God, I'm disgusted. This is enough reason for me to be down on the Dolphins this season. Though Trent Green will be an upgrade at QB and Jason Taylor will continue to destroy people, I just can't pick the Fish as a dark horse playoff team in the face of this idiocy. Call it 7-9, tops. At least now I can also laugh at the fact that Joey Porter is signed for $20 million guaranteed and may have a serious injury. And, if Cleo Lemon ends up getting playing time at quarterback, the Dolphin Stadium PA system will start playing U2's 'Lemon' in tribute. Wait a second... that would be awesome! Go Cleo!
Every fantasy football plan in the world knows of Marshawn Lynch. He's the guy that many would-be GMs hope fall to the middle-to-end of round two so they can snatch him up and wallow in the crapulence of fantasy glory. There is only slightly less real-life pressure on Lynch to have success with the Bills and fill the shoes of the departed Willis McGahee. Hopefully Lynch, unlike McGahee, finds Buffalo's weather and women to be up to par. That seems to be the key to survival in Buffalo. O.J. was a normal well-adjusted man when he was with the Bills, but once he was without that envelope of cold weather and folksy northern New York state women, he went cuh-rayzee.

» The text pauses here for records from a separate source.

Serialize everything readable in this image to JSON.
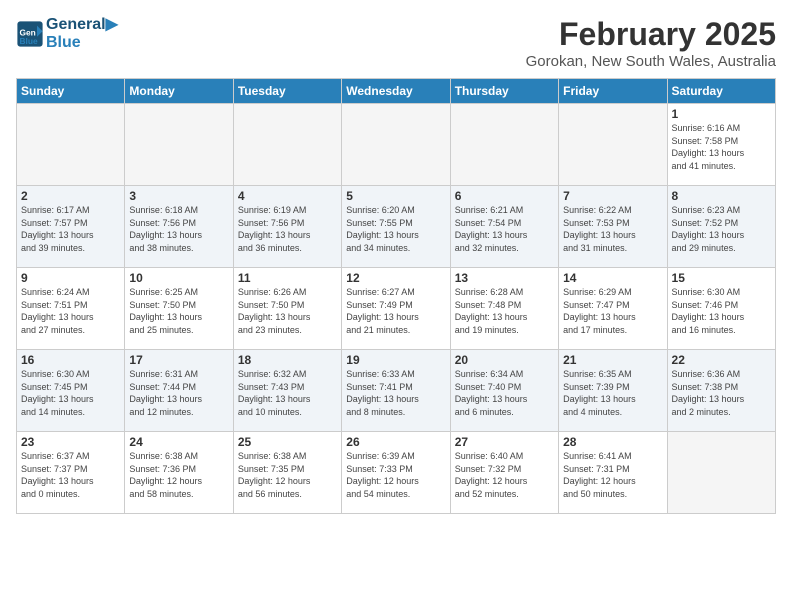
{
  "logo": {
    "line1": "General",
    "line2": "Blue"
  },
  "title": "February 2025",
  "location": "Gorokan, New South Wales, Australia",
  "days_of_week": [
    "Sunday",
    "Monday",
    "Tuesday",
    "Wednesday",
    "Thursday",
    "Friday",
    "Saturday"
  ],
  "weeks": [
    {
      "shade": false,
      "days": [
        {
          "num": "",
          "info": ""
        },
        {
          "num": "",
          "info": ""
        },
        {
          "num": "",
          "info": ""
        },
        {
          "num": "",
          "info": ""
        },
        {
          "num": "",
          "info": ""
        },
        {
          "num": "",
          "info": ""
        },
        {
          "num": "1",
          "info": "Sunrise: 6:16 AM\nSunset: 7:58 PM\nDaylight: 13 hours\nand 41 minutes."
        }
      ]
    },
    {
      "shade": true,
      "days": [
        {
          "num": "2",
          "info": "Sunrise: 6:17 AM\nSunset: 7:57 PM\nDaylight: 13 hours\nand 39 minutes."
        },
        {
          "num": "3",
          "info": "Sunrise: 6:18 AM\nSunset: 7:56 PM\nDaylight: 13 hours\nand 38 minutes."
        },
        {
          "num": "4",
          "info": "Sunrise: 6:19 AM\nSunset: 7:56 PM\nDaylight: 13 hours\nand 36 minutes."
        },
        {
          "num": "5",
          "info": "Sunrise: 6:20 AM\nSunset: 7:55 PM\nDaylight: 13 hours\nand 34 minutes."
        },
        {
          "num": "6",
          "info": "Sunrise: 6:21 AM\nSunset: 7:54 PM\nDaylight: 13 hours\nand 32 minutes."
        },
        {
          "num": "7",
          "info": "Sunrise: 6:22 AM\nSunset: 7:53 PM\nDaylight: 13 hours\nand 31 minutes."
        },
        {
          "num": "8",
          "info": "Sunrise: 6:23 AM\nSunset: 7:52 PM\nDaylight: 13 hours\nand 29 minutes."
        }
      ]
    },
    {
      "shade": false,
      "days": [
        {
          "num": "9",
          "info": "Sunrise: 6:24 AM\nSunset: 7:51 PM\nDaylight: 13 hours\nand 27 minutes."
        },
        {
          "num": "10",
          "info": "Sunrise: 6:25 AM\nSunset: 7:50 PM\nDaylight: 13 hours\nand 25 minutes."
        },
        {
          "num": "11",
          "info": "Sunrise: 6:26 AM\nSunset: 7:50 PM\nDaylight: 13 hours\nand 23 minutes."
        },
        {
          "num": "12",
          "info": "Sunrise: 6:27 AM\nSunset: 7:49 PM\nDaylight: 13 hours\nand 21 minutes."
        },
        {
          "num": "13",
          "info": "Sunrise: 6:28 AM\nSunset: 7:48 PM\nDaylight: 13 hours\nand 19 minutes."
        },
        {
          "num": "14",
          "info": "Sunrise: 6:29 AM\nSunset: 7:47 PM\nDaylight: 13 hours\nand 17 minutes."
        },
        {
          "num": "15",
          "info": "Sunrise: 6:30 AM\nSunset: 7:46 PM\nDaylight: 13 hours\nand 16 minutes."
        }
      ]
    },
    {
      "shade": true,
      "days": [
        {
          "num": "16",
          "info": "Sunrise: 6:30 AM\nSunset: 7:45 PM\nDaylight: 13 hours\nand 14 minutes."
        },
        {
          "num": "17",
          "info": "Sunrise: 6:31 AM\nSunset: 7:44 PM\nDaylight: 13 hours\nand 12 minutes."
        },
        {
          "num": "18",
          "info": "Sunrise: 6:32 AM\nSunset: 7:43 PM\nDaylight: 13 hours\nand 10 minutes."
        },
        {
          "num": "19",
          "info": "Sunrise: 6:33 AM\nSunset: 7:41 PM\nDaylight: 13 hours\nand 8 minutes."
        },
        {
          "num": "20",
          "info": "Sunrise: 6:34 AM\nSunset: 7:40 PM\nDaylight: 13 hours\nand 6 minutes."
        },
        {
          "num": "21",
          "info": "Sunrise: 6:35 AM\nSunset: 7:39 PM\nDaylight: 13 hours\nand 4 minutes."
        },
        {
          "num": "22",
          "info": "Sunrise: 6:36 AM\nSunset: 7:38 PM\nDaylight: 13 hours\nand 2 minutes."
        }
      ]
    },
    {
      "shade": false,
      "days": [
        {
          "num": "23",
          "info": "Sunrise: 6:37 AM\nSunset: 7:37 PM\nDaylight: 13 hours\nand 0 minutes."
        },
        {
          "num": "24",
          "info": "Sunrise: 6:38 AM\nSunset: 7:36 PM\nDaylight: 12 hours\nand 58 minutes."
        },
        {
          "num": "25",
          "info": "Sunrise: 6:38 AM\nSunset: 7:35 PM\nDaylight: 12 hours\nand 56 minutes."
        },
        {
          "num": "26",
          "info": "Sunrise: 6:39 AM\nSunset: 7:33 PM\nDaylight: 12 hours\nand 54 minutes."
        },
        {
          "num": "27",
          "info": "Sunrise: 6:40 AM\nSunset: 7:32 PM\nDaylight: 12 hours\nand 52 minutes."
        },
        {
          "num": "28",
          "info": "Sunrise: 6:41 AM\nSunset: 7:31 PM\nDaylight: 12 hours\nand 50 minutes."
        },
        {
          "num": "",
          "info": ""
        }
      ]
    }
  ]
}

Anyway, Lynch is basically Buffalo's only hope. Unless he's uber right out of the gate, the Bills are in trouble. Their defense was rocked with the loss of several quality veterans, and this is definitely the shit-or-get-off-the-pot year for J.P. Losman. Buffalo is staring a 6-10 season right in the face. In a related note, owner Ralph Wilson and head honcho Marv Levy are a combined 610 years old.

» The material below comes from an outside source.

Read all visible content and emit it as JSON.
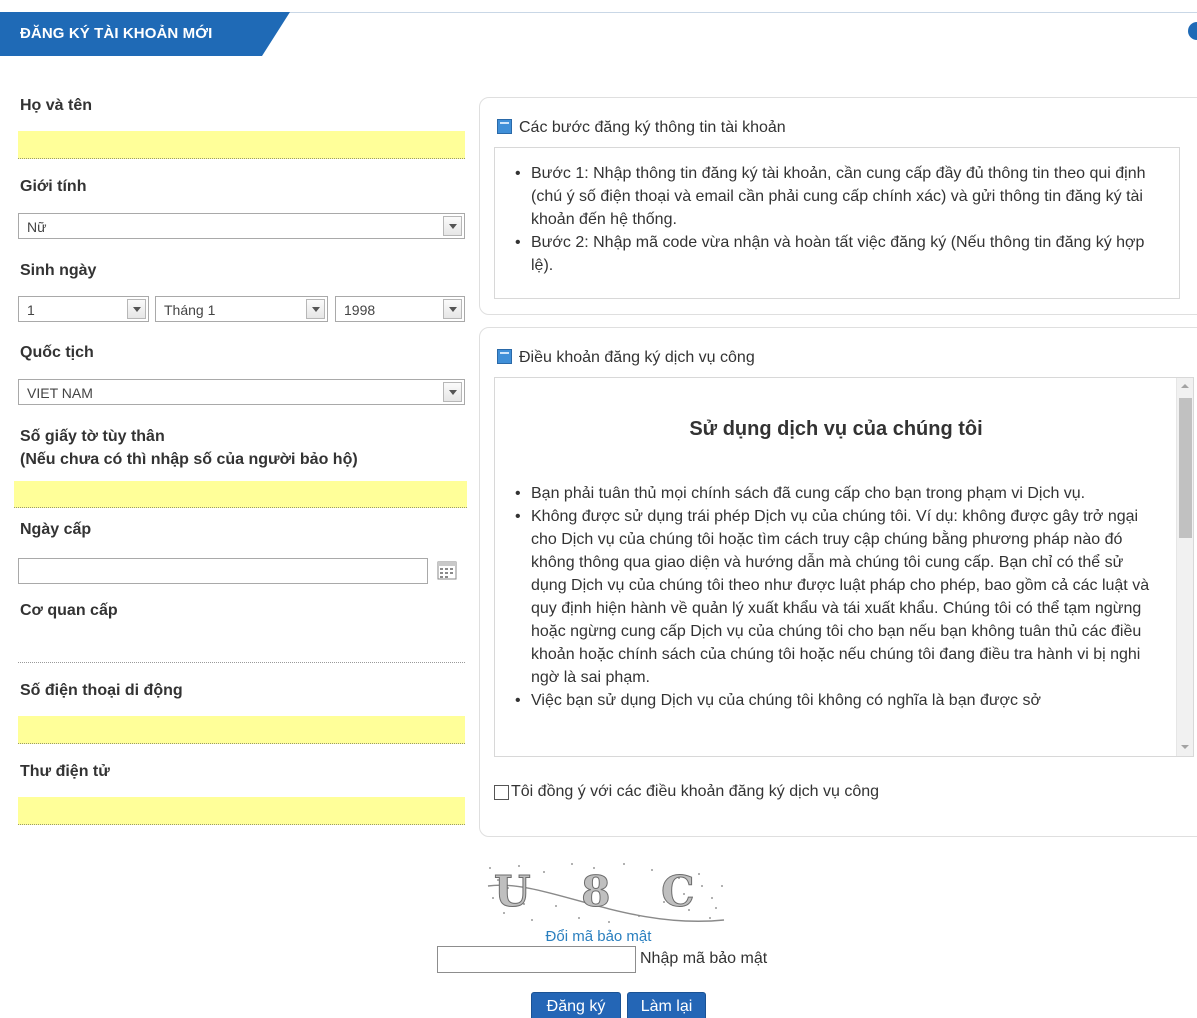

My comrade Scott has the return opinion...
"Sadly even the most optimistic Bills fan can't feel good about the upcoming season. As you pointed out, the success of the teams rests in the hands of a rookie running back, and a quarterback who looks like Adam Sandler (that can't be a good thing). Bills fans are hoping Lynch will be more productive on the field, and less productive off it, than his predecessors Willis McGahee and Travis Henry. (It recently came to light that Henry has fathered nine kids with nine different women, while Willis has three kids with three women)
As for J.P Losman, you're right- this is a shit-or-get-off the pot year. During his two previous seasons as the Bills starter he has shown glimpses that he has the talent to be an elite NFL quarterback. His problem is he's mistake prone, and very inconsistent. This year the Bills drafted Stanford Quarterback Trent Edwards, so if Losman gets off to a slow start, Edwards might get a shot.
The NFL schedule-makers did the Bills no favours. They open the season against Denver, Pittsburgh, New England, New York Jets, Dallas and Baltimore...yikes. 6-10 sounds about right."